A wave of deadly violence is once again roiling rural Colombia after several years of comparative respite following the 2016 peace agreement with Revolutionary Armed Forces of Colombia (FARC) guerrillas.
At least 50 massacres — defined as a single act in which three or more people are killed — have been committed since the beginning of the year, according to Indepaz, an independent violence watchdog.
The Colombian government has linked the attacks to emboldened drug trafficking gangs moving in to areas previously occupied by ex-FARC militants.
In the past six weeks alone, 64 people have been killed in 15 incidents.
Those killed are mostly boys and men in their teens and 20s, leaving their grief-stricken mothers demanding answers.
Oscar Andres Obando, 24, was shot dead on Aug. 15, his father’s birthday.
“I watched my son die in my arms,” said his mother, Gladys Betancourth, a 51-year-old nurse’s aide, recalling Oscar’s death in hospital.
Armed men had broken into a party Oscar was attending and killed him and seven other young men.
Even in a period of relative peace in Colombia, hundreds of people continue to be killed as armed groups fight over illegal mining and cocaine trafficking routes to Central America.
“It was my turn to see my son die in my arms and in the arms of his father,” Betancourth told reporters.
She said that she does not know who killed her soccer-playing youngest son or why.
However, one thing is clear to her.
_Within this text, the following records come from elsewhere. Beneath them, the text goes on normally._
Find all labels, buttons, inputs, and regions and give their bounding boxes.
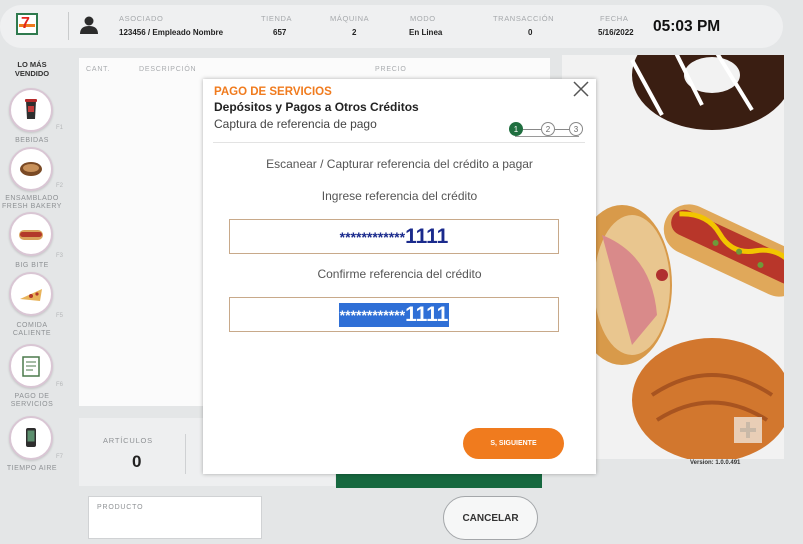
date-label: FECHA (600, 14, 629, 23)
machine-value: 2 (352, 28, 357, 37)
confirm-reference-value: ************1111 (338, 302, 450, 327)
shortcut-key: F3 (56, 253, 64, 259)
confirm-reference-label: Confirme referencia del crédito (317, 267, 482, 281)
phone-icon[interactable] (9, 416, 53, 460)
modal-category: PAGO DE SERVICIOS (214, 86, 332, 98)
column-header-qty: CANT. (86, 66, 111, 73)
hotdog-icon[interactable] (9, 212, 53, 256)
stepper-connector (523, 129, 541, 130)
shortcut-key: F6 (56, 382, 64, 388)
confirm-reference-input[interactable]: ************1111 (229, 297, 559, 332)
shortcut-key: F7 (56, 454, 64, 460)
shortcut-key: F2 (56, 183, 64, 189)
articles-label: ARTÍCULOS (103, 436, 153, 445)
column-header-description: DESCRIPCIÓN (139, 66, 197, 73)
pizza-icon[interactable] (9, 272, 53, 316)
drink-cup-icon[interactable] (9, 88, 53, 132)
product-label: PRODUCTO (97, 504, 144, 511)
summary-divider (185, 434, 186, 474)
stepper-connector (555, 129, 569, 130)
associate-label: ASOCIADO (119, 14, 164, 23)
stepper-line (515, 136, 579, 137)
clock: 05:03 PM (653, 18, 721, 35)
sidebar-item-label: ENSAMBLADO FRESH BAKERY (2, 195, 62, 210)
transaction-label: TRANSACCIÓN (493, 14, 555, 23)
store-label: TIENDA (261, 14, 293, 23)
scan-instruction: Escanear / Capturar referencia del crédi… (266, 157, 533, 171)
sidebar-item-label: PAGO DE SERVICIOS (10, 393, 54, 408)
step-3: 3 (569, 122, 583, 136)
column-header-price: PRECIO (375, 66, 407, 73)
cancel-button[interactable]: CANCELAR (443, 496, 538, 540)
step-2: 2 (541, 122, 555, 136)
shortcut-key: F1 (56, 125, 64, 131)
step-1: 1 (509, 122, 523, 136)
payment-reference-modal: PAGO DE SERVICIOS Depósitos y Pagos a Ot… (203, 79, 596, 474)
machine-label: MÁQUINA (330, 14, 370, 23)
articles-count: 0 (132, 452, 142, 471)
date-value: 5/16/2022 (598, 28, 634, 37)
seven-eleven-logo: 7 (16, 13, 38, 35)
reference-label: Ingrese referencia del crédito (321, 189, 478, 203)
modal-divider (213, 142, 585, 143)
version-label: Version: 1.0.0.491 (690, 460, 741, 466)
bakery-icon[interactable] (9, 147, 53, 191)
sidebar-title: LO MÁS VENDIDO (14, 60, 50, 78)
transaction-value: 0 (528, 28, 533, 37)
reference-value: ************1111 (339, 224, 449, 248)
sidebar-item-label: BIG BITE (15, 262, 49, 269)
product-input[interactable]: PRODUCTO (88, 496, 262, 539)
shortcut-key: F5 (56, 313, 64, 319)
total-bar (336, 474, 542, 488)
user-icon (80, 16, 98, 34)
bill-icon[interactable] (9, 344, 53, 388)
associate-value: 123456 / Empleado Nombre (119, 28, 224, 37)
store-value: 657 (273, 28, 287, 37)
header-divider (68, 12, 69, 40)
close-icon[interactable] (571, 79, 591, 99)
mode-label: MODO (410, 14, 436, 23)
sidebar-item-label: COMIDA CALIENTE (12, 322, 52, 337)
mode-value: En Linea (409, 28, 443, 37)
sidebar-item-label: BEBIDAS (15, 137, 49, 144)
reference-input[interactable]: ************1111 (229, 219, 559, 254)
modal-title: Depósitos y Pagos a Otros Créditos (214, 100, 419, 114)
sidebar-item-label: TIEMPO AIRE (6, 465, 58, 472)
modal-subtitle: Captura de referencia de pago (214, 117, 377, 131)
next-button[interactable]: S, SIGUIENTE (463, 428, 564, 459)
It was not the National Liberation Army, the country’s last active rebel group, as suggested by officials.
She has already had to come to terms with the loss of another son, killed in an accident two years ago.
“I have no desire to live anymore,” she said.
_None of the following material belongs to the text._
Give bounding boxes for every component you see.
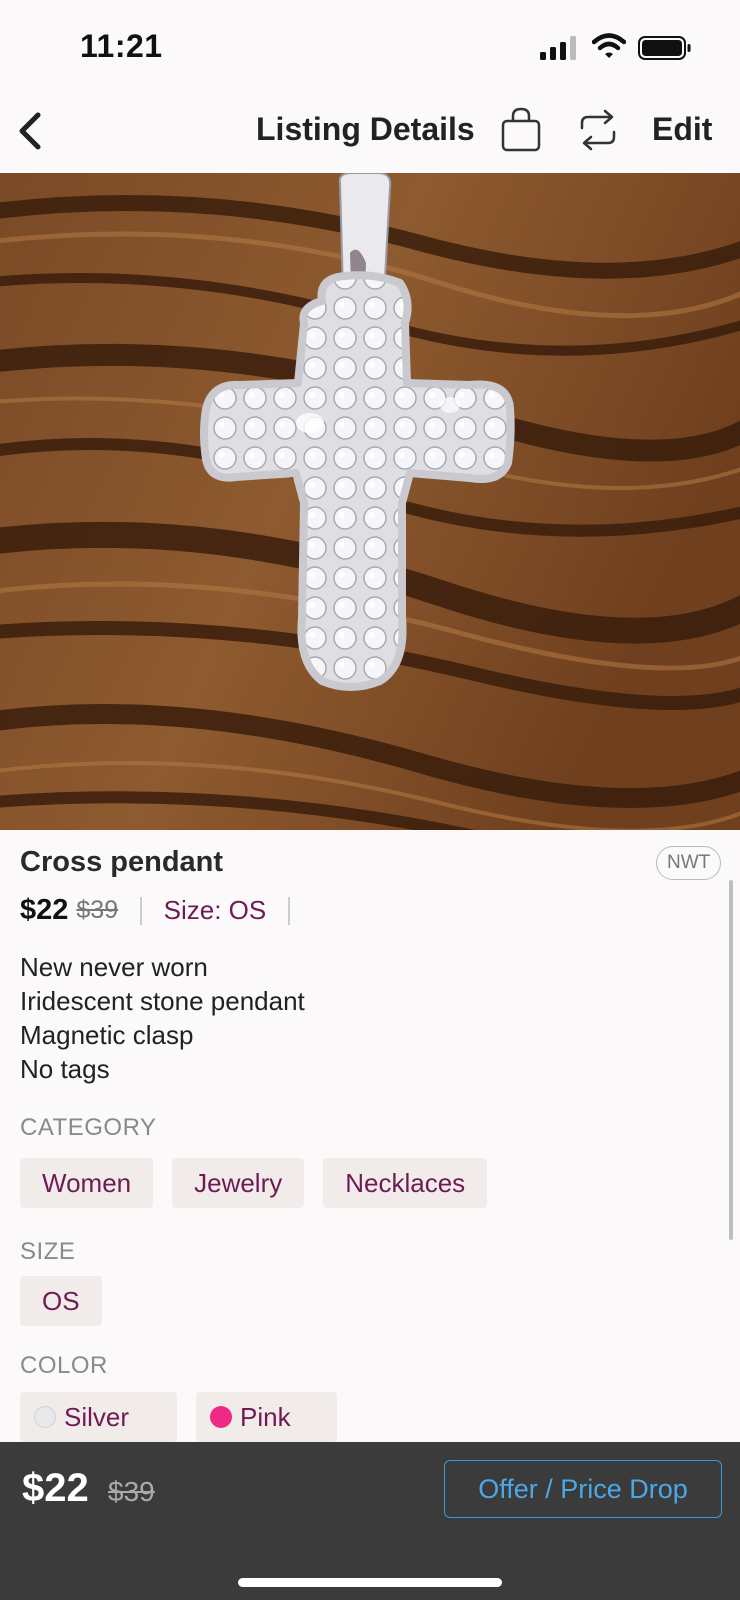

“That day I made them rice with stewed meat,” Lucila Huila said.
However, the meal she cooked for her two sons was never served.
Esneider Collazos, 23, and his 25-year-old brother Heine had been abducted on their way to their father’s farm near the town of El Tambo.
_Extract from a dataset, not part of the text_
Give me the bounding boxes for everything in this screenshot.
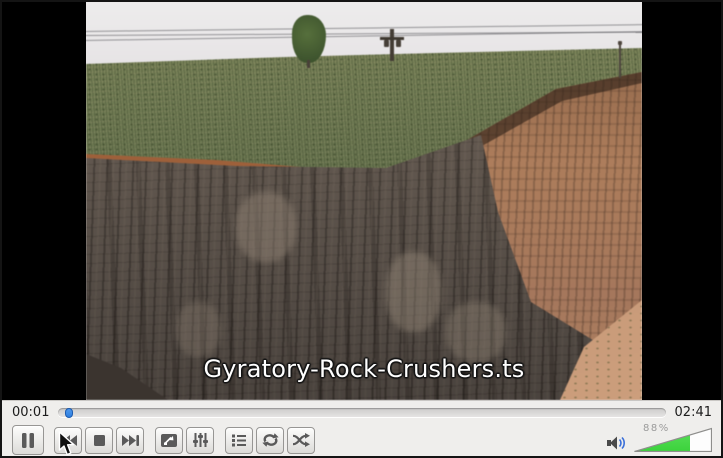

The brothers, both carpenters, had been on their way from Popayan to cut trees. They never arrived. Their 53-year-old mother received an anonymous call later from a man saying that her sons had been kidnapped.
She recalled the “horrible anguish” of waiting in her tin-roofed wooden house — near the Cauca department capital of Popayan — until she finally learned of their deaths.
They had been shot dead along with four others.
Objects made by her boys — the bed she sleeps in, a closet, a chopping board in the kitchen — are painful reminders for Lucila.
Now she says she prays that nothing will happen to her five remaining children.
Nancy Quinonez said that she is filled with “rage and hate” when she thinks of the discovery of the bodies of five children in a canyon in the town of Cali on Aug. 11.
Her 15-year-old son Luis Fernando was among them.
“Whoever did this is an animal, even worse than an animal,” she said.
According to state prosecutors, the murders were committed by security guards protecting sugar cane fields where the teenagers used to go hunting.
Local authorities had captured two suspects and were looking for a third, but that has done little to console her.
“Nothing can fill the void left behind by my son. Without Luis Fernando, I am nobody,” she said.
The violence continued even after their deaths. A grenade exploded at a wake for the boys, killing one person.
The mother of one of the other victims received threats, but Quinonez said that she is no longer afraid of anything.
“We mothers will go on until the end, until the whole truth is known,” she said.